Part 51: Did It Actually Work?

The planner had a problem with optimism. It would execute a multi-step plan, report success, and move on. Sometimes the result was correct. Sometimes a step had failed silently — a file write that produced empty output, a code patch that didn’t apply, a website that rendered a blank page. The planner didn’t check. It assumed that completing the steps meant achieving the goal.

The goal verification pipeline addresses this with three layers: a loop controller for persistent goal pursuit, an assertion framework for deterministic checks, and content manifests for observable-state verification.

The loop controller wraps the orchestrator in a retry loop. Instead of a single pass through the plan, it calls handle_task() repeatedly, evaluating the result after each attempt. If the goal isn’t met, it synthesises an actionable “gap summary” — a description of what’s missing or broken — and feeds it back as an enriched request for the next attempt. The planner sees its previous attempt’s outcome and can adjust its approach.

Gap synthesis is the intelligence behind the retries. It’s not a blind “try again.” A priority cascade of six detectors runs against the attempt result: judge gap (the verification judge identified a specific failure), blocked step (a plan step couldn’t execute), no mutations (nothing changed on disk), empty output (the tool returned nothing), partial completion (some steps succeeded, others didn’t), and step failure (a step errored). The first detector that fires produces the gap summary. This means the retry request is specific: “The CSS file was created but the JavaScript file is empty” rather than “Something went wrong.”

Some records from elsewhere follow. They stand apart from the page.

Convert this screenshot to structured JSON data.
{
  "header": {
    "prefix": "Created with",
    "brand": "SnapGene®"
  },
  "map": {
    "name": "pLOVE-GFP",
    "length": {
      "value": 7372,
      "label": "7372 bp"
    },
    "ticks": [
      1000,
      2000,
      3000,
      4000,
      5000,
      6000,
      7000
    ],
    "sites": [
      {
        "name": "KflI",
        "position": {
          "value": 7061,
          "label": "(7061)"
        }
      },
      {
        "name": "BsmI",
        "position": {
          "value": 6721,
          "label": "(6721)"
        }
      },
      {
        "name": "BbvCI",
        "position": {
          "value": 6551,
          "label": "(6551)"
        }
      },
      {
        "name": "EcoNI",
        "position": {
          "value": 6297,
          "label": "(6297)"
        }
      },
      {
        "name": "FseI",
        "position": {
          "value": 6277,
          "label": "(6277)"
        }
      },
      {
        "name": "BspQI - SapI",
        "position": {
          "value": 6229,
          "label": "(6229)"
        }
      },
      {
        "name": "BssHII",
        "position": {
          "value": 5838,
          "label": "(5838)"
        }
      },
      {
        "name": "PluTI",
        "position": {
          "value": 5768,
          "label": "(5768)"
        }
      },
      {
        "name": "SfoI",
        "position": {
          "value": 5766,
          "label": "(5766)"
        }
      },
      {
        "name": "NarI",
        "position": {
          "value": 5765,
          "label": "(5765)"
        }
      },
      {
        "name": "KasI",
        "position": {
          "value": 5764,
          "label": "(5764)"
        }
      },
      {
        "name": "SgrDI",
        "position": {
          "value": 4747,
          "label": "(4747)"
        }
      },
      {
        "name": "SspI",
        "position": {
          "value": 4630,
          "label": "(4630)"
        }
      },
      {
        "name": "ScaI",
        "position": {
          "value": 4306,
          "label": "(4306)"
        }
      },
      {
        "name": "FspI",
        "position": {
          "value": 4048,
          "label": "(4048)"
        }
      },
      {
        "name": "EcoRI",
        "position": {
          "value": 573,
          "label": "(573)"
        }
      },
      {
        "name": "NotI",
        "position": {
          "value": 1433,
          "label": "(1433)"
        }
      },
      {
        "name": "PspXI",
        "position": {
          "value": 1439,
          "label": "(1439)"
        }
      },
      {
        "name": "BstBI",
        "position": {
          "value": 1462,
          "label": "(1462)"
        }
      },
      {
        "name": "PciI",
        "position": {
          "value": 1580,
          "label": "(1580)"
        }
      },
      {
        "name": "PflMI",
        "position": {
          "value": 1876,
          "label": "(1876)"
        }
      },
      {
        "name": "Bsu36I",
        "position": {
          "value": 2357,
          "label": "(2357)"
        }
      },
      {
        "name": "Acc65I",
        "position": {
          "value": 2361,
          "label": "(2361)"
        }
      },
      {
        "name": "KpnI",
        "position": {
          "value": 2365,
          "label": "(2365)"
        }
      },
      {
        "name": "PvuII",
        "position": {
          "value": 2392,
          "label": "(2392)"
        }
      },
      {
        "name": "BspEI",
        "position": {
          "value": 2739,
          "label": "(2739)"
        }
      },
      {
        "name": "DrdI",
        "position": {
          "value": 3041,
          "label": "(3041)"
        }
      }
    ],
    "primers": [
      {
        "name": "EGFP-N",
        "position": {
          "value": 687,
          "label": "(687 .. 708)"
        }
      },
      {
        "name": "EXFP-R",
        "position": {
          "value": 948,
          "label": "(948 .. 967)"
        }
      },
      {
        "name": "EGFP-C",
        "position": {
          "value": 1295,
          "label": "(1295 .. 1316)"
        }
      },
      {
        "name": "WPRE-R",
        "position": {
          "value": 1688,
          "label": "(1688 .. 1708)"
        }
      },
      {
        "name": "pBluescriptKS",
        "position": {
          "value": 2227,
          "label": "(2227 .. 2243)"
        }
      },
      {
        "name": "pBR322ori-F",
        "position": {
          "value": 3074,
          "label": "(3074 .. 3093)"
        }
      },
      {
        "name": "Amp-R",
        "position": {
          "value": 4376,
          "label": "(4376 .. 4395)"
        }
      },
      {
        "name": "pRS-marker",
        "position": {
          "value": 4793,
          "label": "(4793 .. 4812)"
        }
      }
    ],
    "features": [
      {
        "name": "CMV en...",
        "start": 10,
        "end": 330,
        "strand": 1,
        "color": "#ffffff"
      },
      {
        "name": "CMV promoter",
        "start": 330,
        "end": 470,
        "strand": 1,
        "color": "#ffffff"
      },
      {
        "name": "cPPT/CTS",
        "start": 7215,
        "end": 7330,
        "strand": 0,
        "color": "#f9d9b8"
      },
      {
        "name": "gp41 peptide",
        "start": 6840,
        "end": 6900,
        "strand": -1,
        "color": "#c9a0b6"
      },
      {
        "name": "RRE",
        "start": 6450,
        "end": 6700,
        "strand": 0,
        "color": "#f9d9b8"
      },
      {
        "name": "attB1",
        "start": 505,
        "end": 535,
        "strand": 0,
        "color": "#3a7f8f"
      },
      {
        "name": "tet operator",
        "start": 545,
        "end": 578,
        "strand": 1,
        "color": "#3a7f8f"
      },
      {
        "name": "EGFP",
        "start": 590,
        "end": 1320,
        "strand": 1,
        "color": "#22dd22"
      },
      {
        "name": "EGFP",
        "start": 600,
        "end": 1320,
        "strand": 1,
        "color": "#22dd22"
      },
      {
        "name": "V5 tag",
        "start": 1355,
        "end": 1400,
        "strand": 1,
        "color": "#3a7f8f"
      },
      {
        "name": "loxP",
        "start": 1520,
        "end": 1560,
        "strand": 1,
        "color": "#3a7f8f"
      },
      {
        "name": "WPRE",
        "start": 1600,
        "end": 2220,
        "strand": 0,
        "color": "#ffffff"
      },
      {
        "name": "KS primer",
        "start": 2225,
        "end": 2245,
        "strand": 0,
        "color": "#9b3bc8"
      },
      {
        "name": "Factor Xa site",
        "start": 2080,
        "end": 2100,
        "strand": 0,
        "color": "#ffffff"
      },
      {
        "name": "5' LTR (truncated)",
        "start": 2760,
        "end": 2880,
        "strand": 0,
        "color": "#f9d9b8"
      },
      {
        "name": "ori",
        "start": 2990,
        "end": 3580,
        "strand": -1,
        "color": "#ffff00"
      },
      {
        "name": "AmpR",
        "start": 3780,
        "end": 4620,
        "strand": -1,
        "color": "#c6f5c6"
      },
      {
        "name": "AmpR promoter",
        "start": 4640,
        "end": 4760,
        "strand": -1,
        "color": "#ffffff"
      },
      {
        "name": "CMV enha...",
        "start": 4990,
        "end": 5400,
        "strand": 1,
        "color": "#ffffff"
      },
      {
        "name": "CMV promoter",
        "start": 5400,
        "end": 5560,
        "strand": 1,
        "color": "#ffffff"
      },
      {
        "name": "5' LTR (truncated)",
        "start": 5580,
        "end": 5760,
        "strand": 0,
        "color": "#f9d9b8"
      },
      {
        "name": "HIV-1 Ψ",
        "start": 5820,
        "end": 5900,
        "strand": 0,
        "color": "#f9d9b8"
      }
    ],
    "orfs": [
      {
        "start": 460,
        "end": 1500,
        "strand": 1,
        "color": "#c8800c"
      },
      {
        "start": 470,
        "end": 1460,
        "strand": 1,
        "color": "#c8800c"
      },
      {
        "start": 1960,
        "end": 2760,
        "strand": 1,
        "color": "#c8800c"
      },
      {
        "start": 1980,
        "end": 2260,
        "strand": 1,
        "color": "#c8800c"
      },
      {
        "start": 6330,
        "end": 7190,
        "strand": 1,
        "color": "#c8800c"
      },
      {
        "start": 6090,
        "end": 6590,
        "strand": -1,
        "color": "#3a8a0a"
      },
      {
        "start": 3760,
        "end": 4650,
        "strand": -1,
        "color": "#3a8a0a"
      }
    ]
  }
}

The gap summaries are carefully sanitised before reaching the planner. An allowlist approach ensures only safe error descriptions get through. Terms like “semgrep”, “yara”, “clamav” — the names of security scanners in the pipeline — are scrubbed by a backstop regex. The planner should know that its output was rejected, but it shouldn’t know which specific security tool rejected it or why. That information could be used to craft content that evades the scanner.

Attempt history is compressed intelligently. Older attempts get 60-character summaries. Recent ones get full detail. This prevents the context from growing unboundedly while keeping the most relevant information at full fidelity. The loop has configurable budgets — maximum iterations and wall-clock time — to prevent runaway retries. Loop state is persisted in Postgres with user scoping, cancellation support, and a concurrency guard ensuring one active loop per user.

The assertion framework provides deterministic verification that doesn’t require an LLM call. Seven assertion types cover the common cases: file_exists, file_not_empty, file_contains, file_not_contains, content_changed, response_contains, and command_returns. The planner can attach assertions to its plans — “after creating the website, assert that index.html exists and is not empty.” These are cheap, fast, and unambiguous. Either the file exists or it doesn’t.

Assertions feed into a two-tier judge pipeline. Tier 1 is the deterministic layer — assertion results, tool output scanning, structural checks. It’s free and fast. Tier 2 is a planner-as-judge LLM call that evaluates whether the goal was actually achieved. The key insight is that Tier 2 is only invoked when Tier 1 is ambiguous. If all assertions pass and the structural checks look clean, the task is marked complete without burning a judge call. If assertions fail, the task is marked failed without needing the judge to confirm the obvious. The judge only runs when the deterministic signals are mixed or insufficient.

Content manifests fill the gap between structural digests and semantic verification. A structural digest can tell you that an HTML file has 12 elements and 3 script tags. But it can’t tell you whether the background is blue or whether the navigation links point somewhere real. Content manifests extract observable properties: the actual background colour from a CSS rule, the actual text content of a heading, the actual DOM element IDs that JavaScript references, the actual endpoints that fetch calls target.

Four extractors cover the main file types. HTML extraction pulls body styles, per-element inline styles, text content, panel counts, and script references. CSS extraction captures element styles by selector, the full colour palette, and layout rules. JavaScript extraction identifies DOM references, timer behaviours, fetch calls, and Date usage. Python extraction maps entry points, class signatures, and CLI argument patterns. Each extractor is designed to confirm what the planner intended — not to expose raw content the planner didn’t originate.

The structural cross-reference check ties it together. After a website is built, it validates that JavaScript DOM references (getElementById('chart')) actually correspond to HTML elements with matching IDs, and that HTML script tags reference files that exist on disk. These are the integration bugs that individual file checks miss — each file can be valid in isolation while the wiring between them is broken.

The result is a verification pipeline that catches failures at multiple levels. Assertions catch the obvious cases — missing files, empty output. Content manifests catch semantic mismatches — the wrong colour, missing content. Cross-reference checks catch integration errors — broken references between files. The judge handles everything else. And the loop controller turns detection into correction, feeding failures back into the planner until the goal is actually met or the budget runs out.

The planner is still optimistic. But now there’s a system that checks its work.